La triste mélodie du gwerz se fond dans le fracas des chutes d’eau. L’herbe si verte distille dans les rayons du soleil montant ses perles de rosée, se confondant elles-mêmes avec les particules de brouillard.
C’est une aube de halo qui s’éveille ; j’y assiste grave, assis sur un rocher moussu, l’attention à peine retenue par les clapotis du ruisseau. En bas, à mes pieds, je commence à deviner les formes et couleurs des galets qui jouent avec les reflets de l’eau vive. Un peu au dessus de l’écume, les bords herbus, les arbustes, puis la lande jaunie. J’attends depuis des lustres que quelqu’un sorte de la brume. Toujours sur mon rocher, au même endroit exactement sans qu’il y ait faute, je ressurgis les lendemains de pluie en automne.

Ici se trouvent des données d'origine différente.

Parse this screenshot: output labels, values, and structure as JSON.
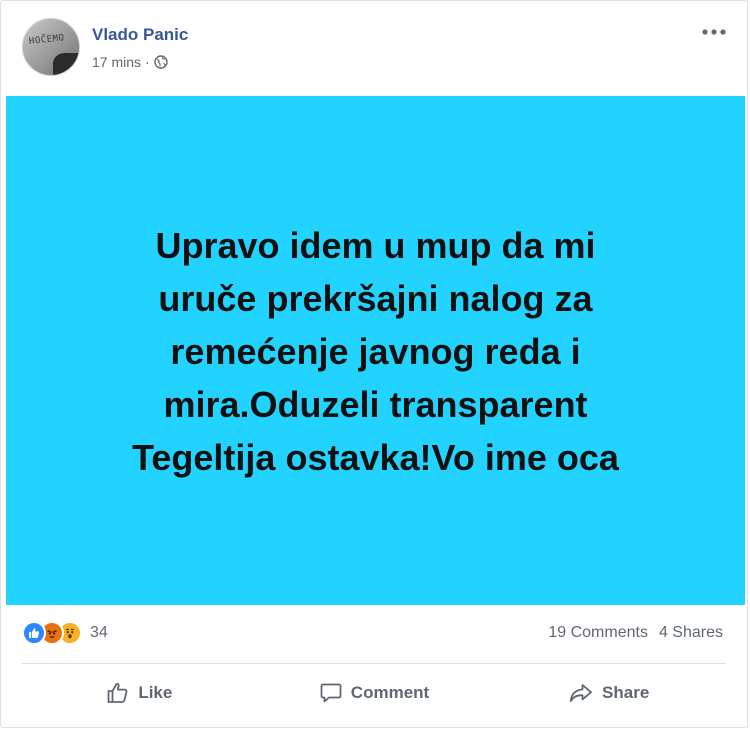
{
  "post": {
    "author": "Vlado Panic",
    "time": "17 mins",
    "separator": "·",
    "visibility_icon": "globe-icon",
    "more_icon": "more-options-icon",
    "avatar_text": "HOC̃EMO",
    "background_color": "#22d3ff",
    "lines": [
      "Upravo idem u mup da mi",
      "uruče prekršajni nalog za",
      "remećenje javnog reda i",
      "mira.Oduzeli transparent",
      "Tegeltija ostavka!Vo ime oca"
    ]
  },
  "stats": {
    "reactions": [
      "like-reaction-icon",
      "angry-reaction-icon",
      "wow-reaction-icon"
    ],
    "reaction_count": "34",
    "comments": "19 Comments",
    "shares": "4 Shares"
  },
  "actions": {
    "like": "Like",
    "comment": "Comment",
    "share": "Share"
  }
}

L’année dernière, après la fameuse rincée de l’été, j’ai sorti du rocher ma tête fière et appétissante… J’avais cru deviner une présence derrière le brouillard et la lande. La simple sensation, prescience de l’arrivée, avait suffi à me réjouir, à donner l’espoir de partir panier dessus panier dessous vers l’horizon si proche des genêts, des joncs, par delà les ronces, les épineux et les buis.
Rien n’est venu fors mon idée.
Cette année, les premières pluies ont régénéré les mousses de mon rocher, qui se sont évidemment repues de putréfaction… ce qui m’a permis de pointer une corolle capitale, blanche et châtain, hors de la pierre. Je durerai encore quelques jours. Je ne suis qu’un champignon.